Anaon
*
L'horizon n'est qu'un mur liquide, teintée d'un gris qui éclabousse le paysage en gerbes glaciales et fracassantes. La pluie s'abat avec la lourdeur des pierres dans la cimes des arbres, faisant du bruissement des feuilles un bruit de tempête et des routes de terres un véritable marécage. On croirait progresser dans un épais brouillard... Il n'y a rien d'autre de discernable pour le regard que les éclaboussures boueuses que font les sabots du cheval dans les mares. Des branches abattues percent parfois la monotonie du paysage, entravant davantage la progression déjà délicate sur le tracé malmené. La guerre, le passage, les brigandages ont laissé dans la terre des cicatrices que l'on a pas rebouché, créant des excavations remplies de la pluie nouvelle et des eaux limoneuses charriées par les rivières en crue. Un véritable bourbier où il est difficile d'avancer. Ils se sont arrêtés...
A côté de la route martyrisée, une ruine esseulée tente vainement de faire tenir ses dernières fondations. Quelques vestiges de murs se dressent, fatigués, plantés dans le paysage tourmentés comme des vieillards qui, même debouts, demeurent marqués par l'usure et les affres du temps. De son affabilité d'autrefois, il ne reste à la ruine que quelques pierres imbriquées dont certaines s'élèvent encore suffisamment pour supporter ce qui semble être les restes du plancher d'un ancien grenier. L'avancée est étroite, les planches ont cédé à la pourriture et aux vers pour ne former qu'un abri qui ne fait pas même un mètre. C'est là qu'est l'Anaon, recroquevillée contre la peau minérale, serrée dans un manteau de cuir qui ne lui tient même pas chaud...

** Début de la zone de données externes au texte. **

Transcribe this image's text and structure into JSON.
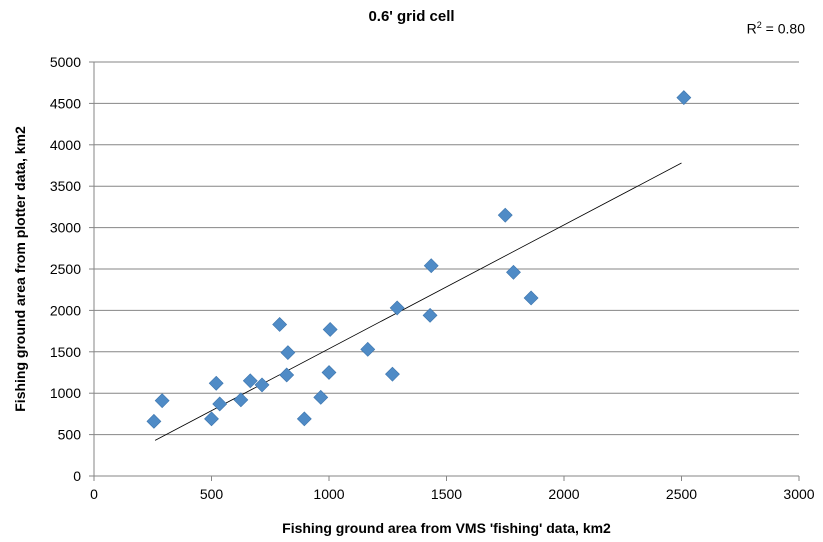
{
  "chart_data": {
    "type": "scatter",
    "title": "0.6' grid cell",
    "xlabel": "Fishing ground area from VMS 'fishing' data, km2",
    "ylabel": "Fishing ground area from plotter data, km2",
    "annotation": {
      "r2_prefix": "R",
      "r2_sup": "2",
      "r2_rest": " = 0.80"
    },
    "xlim": [
      0,
      3000
    ],
    "ylim": [
      0,
      5000
    ],
    "xticks": [
      0,
      500,
      1000,
      1500,
      2000,
      2500,
      3000
    ],
    "yticks": [
      0,
      500,
      1000,
      1500,
      2000,
      2500,
      3000,
      3500,
      4000,
      4500,
      5000
    ],
    "grid": true,
    "points": [
      [
        255,
        660
      ],
      [
        290,
        910
      ],
      [
        500,
        690
      ],
      [
        520,
        1120
      ],
      [
        535,
        870
      ],
      [
        625,
        920
      ],
      [
        665,
        1150
      ],
      [
        715,
        1100
      ],
      [
        790,
        1830
      ],
      [
        820,
        1220
      ],
      [
        825,
        1490
      ],
      [
        895,
        690
      ],
      [
        965,
        950
      ],
      [
        1000,
        1250
      ],
      [
        1005,
        1770
      ],
      [
        1165,
        1530
      ],
      [
        1270,
        1230
      ],
      [
        1290,
        2030
      ],
      [
        1430,
        1940
      ],
      [
        1435,
        2540
      ],
      [
        1750,
        3150
      ],
      [
        1785,
        2460
      ],
      [
        1860,
        2150
      ],
      [
        2510,
        4570
      ]
    ],
    "trendline": {
      "x": [
        260,
        2500
      ],
      "y": [
        430,
        3780
      ]
    },
    "marker_color": "#4f8bc6",
    "line_color": "#000000",
    "grid_color": "#868686"
  }
}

Le petit chiot bâtard s'est lové dans le berceau formé de ses jambes repliées et de son ventre et la monture tente de trouver piteusement un peu d'abri sous les chevrons écroulés et le châtaignier rachitique qui étend ses ramures amaigries. Elle avait voulu pousser jusqu'au prochain hameau pour trouver un refuge raisonnable, mais après plusieurs heures passées sans avoir aperçu le moindre toit potable, elle avait décidé de faire halte. Visgrade menaçait à chaque pas de s'écrouler dans les fondrières, les prairies bordant la route n'offraient pas meilleur appui. Les bosquets étaient trop serrés et dénudés et aucune chaumière n'avait pointé son nez de la ligne d'horizon pour leur offrir l'espoir d'un gîte. Il n'y avait rien eu, rien d'autre que cet amas de pierre qui formait pour l'heure leur seul et unique salut. Elle remonte le col de son manteau. Elle est frigorifiée. Le regard azuré se pose sur Fenrir qui cherche un peu de chaleur puis sur l'ibérique qu'elle a couvert de sa cape. Elle n'a pourtant que cela à leur offrir... Le froid en guise de couverture et l'errance pour seule toiture. Château-Gontier n'est plus. Bourgogne lui a depuis longtemps fermé ses portes. Il n'y a d'ailleurs, là-bas, plus de bras qui veuillent s'ouvrir pour la laisser s'y réfugier.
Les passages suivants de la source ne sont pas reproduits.